Posted on: August 3, 2018, 05:00h. 

Last updated on: August 3, 2018, 03:57h.

City council has signed off on plans for a new casino complex in Delta, a Vancouver suburb. But if a nearby mayor gets his way, the project will never get off the ground in its current form.

Delta casino
Malcolm Brodie (right) is opposed to a new casino project which has been approved by a neighboring community. (Credit: Richmond News)

While pointing out that the casino would employ 700 people and generate between $1.5 million and $3 million in annual revenue for the city, they said the deal was too good to pass up. The plan gained final approval by a 4-2 vote this week.

The new casino would be located in the Delta, just outside of Vancouver, and will feature a 42,227 square foot casino floor, in addition to 124 hotel rooms in a five-story tower. The total cost of the project is expected to be about $70 million.

However, it still needs to clear one major hurdle before getting the go ahead from provincial officials.

Location, Location, Location

Richmond Mayor Malcolm Brodie is not impressed by the proposal, citing a “terrible” location as the big reason why.

Richmond is right next door to Delta and is already home to the River Rock, one of the biggest casinos in the region.

Brodie admits that he is concerned that a new casino will draw revenue away from his community’s gaming facility, but his bigger issue is with the complete lack of transportation infrastructure in the area where the Delta casino would be built.

“It’s in a car-oriented destination without any real public transportation and without any likely development around it because it’s on agricultural land,” Brodie told CBC News.

He’s also worried that, even without the extra infrastructure, the casino development will have a detrimental impact on the surrounding farmland.

Vancouver-area casinos have been in the headlines more nefarious reasons in recent months, after it was revealed that organized crime syndicated were using the facilities to launder their dirty money.
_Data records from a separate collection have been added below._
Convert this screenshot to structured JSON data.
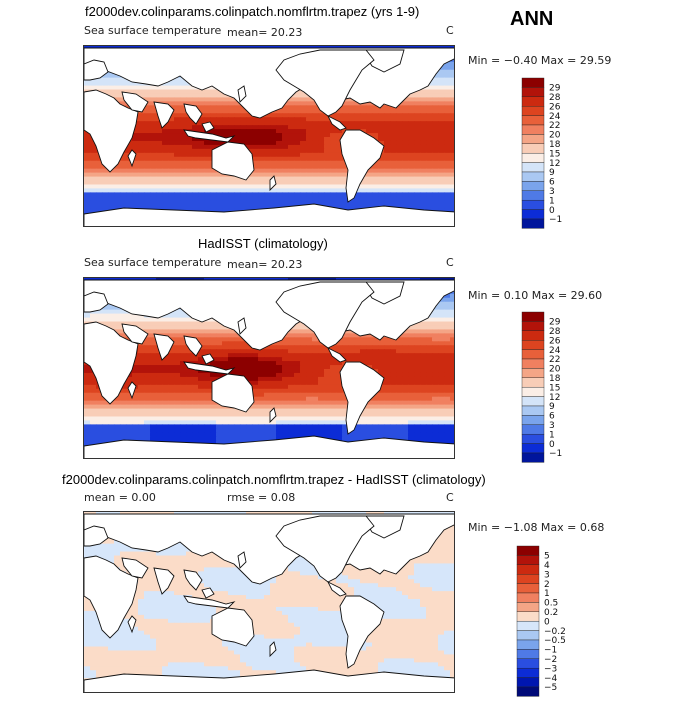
{
  "season": "ANN",
  "colors": {
    "land": "#ffffff",
    "coast": "#111111"
  },
  "panels": [
    {
      "title": "f2000dev.colinparams.colinpatch.nomflrtm.trapez (yrs 1-9)",
      "variable": "Sea surface temperature",
      "mean_text": "mean=  20.23",
      "units": "C",
      "minmax": "Min =  −0.40  Max =   29.59",
      "kind": "sst"
    },
    {
      "title": "HadISST (climatology)",
      "variable": "Sea surface temperature",
      "mean_text": "mean=  20.23",
      "units": "C",
      "minmax": "Min =   0.10  Max =   29.60",
      "kind": "sst"
    },
    {
      "title": "f2000dev.colinparams.colinpatch.nomflrtm.trapez - HadISST (climatology)",
      "mean_text": "mean =   0.00",
      "rmse_text": "rmse =   0.08",
      "units": "C",
      "minmax": "Min =  −1.08  Max =   0.68",
      "kind": "diff"
    }
  ],
  "chart_data": [
    {
      "type": "heatmap",
      "title": "f2000dev.colinparams.colinpatch.nomflrtm.trapez (yrs 1-9)",
      "variable": "Sea surface temperature",
      "units": "C",
      "mean": 20.23,
      "min": -0.4,
      "max": 29.59,
      "colorbar_levels": [
        "29",
        "28",
        "26",
        "24",
        "22",
        "20",
        "18",
        "15",
        "12",
        "9",
        "6",
        "3",
        "1",
        "0",
        "−1"
      ],
      "colorbar_colors": [
        "#8c0000",
        "#b2130a",
        "#cc2a10",
        "#dd4420",
        "#e8603a",
        "#f08060",
        "#f4a586",
        "#f8cdb7",
        "#fbeee6",
        "#d4e4f8",
        "#aac8f2",
        "#7aa4ec",
        "#4f7ae6",
        "#2a4ee0",
        "#0c2cd6",
        "#00159c"
      ]
    },
    {
      "type": "heatmap",
      "title": "HadISST (climatology)",
      "variable": "Sea surface temperature",
      "units": "C",
      "mean": 20.23,
      "min": 0.1,
      "max": 29.6,
      "colorbar_levels": [
        "29",
        "28",
        "26",
        "24",
        "22",
        "20",
        "18",
        "15",
        "12",
        "9",
        "6",
        "3",
        "1",
        "0",
        "−1"
      ],
      "colorbar_colors": [
        "#8c0000",
        "#b2130a",
        "#cc2a10",
        "#dd4420",
        "#e8603a",
        "#f08060",
        "#f4a586",
        "#f8cdb7",
        "#fbeee6",
        "#d4e4f8",
        "#aac8f2",
        "#7aa4ec",
        "#4f7ae6",
        "#2a4ee0",
        "#0c2cd6",
        "#00159c"
      ]
    },
    {
      "type": "heatmap",
      "title": "f2000dev.colinparams.colinpatch.nomflrtm.trapez - HadISST (climatology)",
      "units": "C",
      "mean": 0.0,
      "rmse": 0.08,
      "min": -1.08,
      "max": 0.68,
      "colorbar_levels": [
        "5",
        "4",
        "3",
        "2",
        "1",
        "0.5",
        "0.2",
        "0",
        "−0.2",
        "−0.5",
        "−1",
        "−2",
        "−3",
        "−4",
        "−5"
      ],
      "colorbar_colors": [
        "#8c0000",
        "#b2130a",
        "#cc2a10",
        "#dd4420",
        "#e8603a",
        "#f08060",
        "#f4a586",
        "#fbdcc8",
        "#d6e6fa",
        "#aac8f2",
        "#7aa4ec",
        "#4f7ae6",
        "#2a4ee0",
        "#0c2cd6",
        "#0016b0",
        "#000a78"
      ]
    }
  ]
}
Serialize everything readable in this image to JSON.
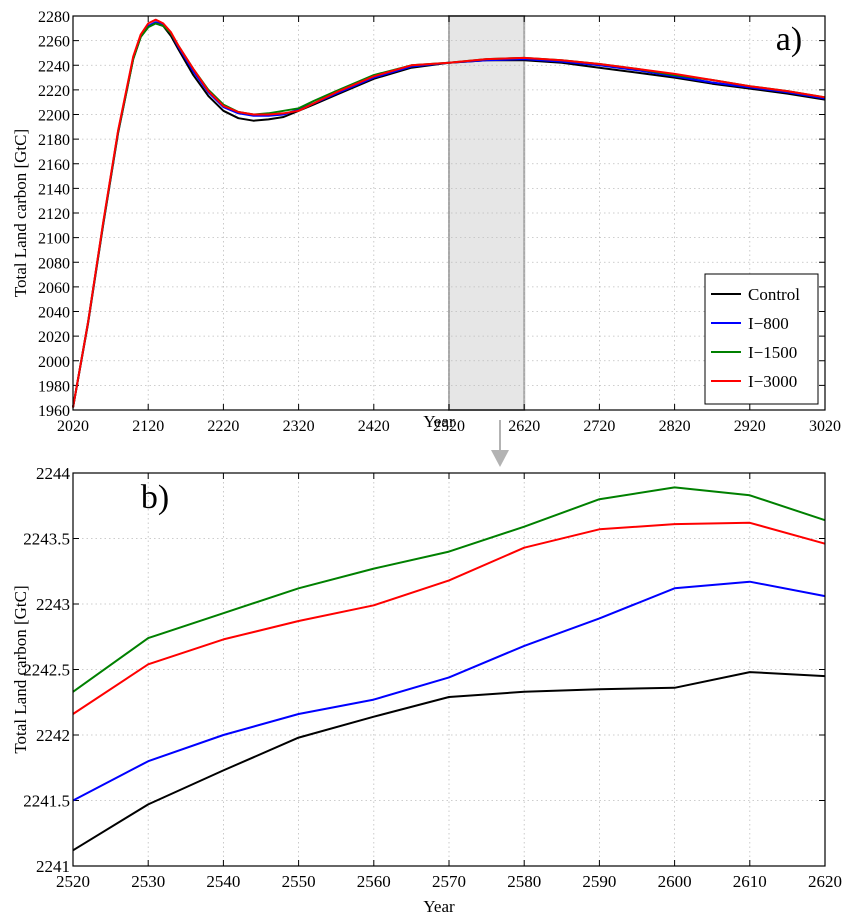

Police are now investigating, and the matter could eventually end up going to a public inquiry.

The Fight is On

Brodie has let his concerns be known throughout the process and isn’t planning to stand by while the casino gets built.

He’s filed a notice of objection with the BC Lotteries Corporation (BCLC), which regulates the local casino industry and must give final approval before the project can move forward.

In the past, he’s suggested that a previously discussed location in the north end of the city would be more suitable for the casino project.

“We would hope that they take a look at it some more and the process would lead to a rethink,” he said.

While the BCLC has yet to comment on the Brodie’s objections, it’s likely that the matter will need to go through a dispute resolution process before it can sign off on the development.

If they do, developers will break ground this fall, aiming for a grand opening in 2020.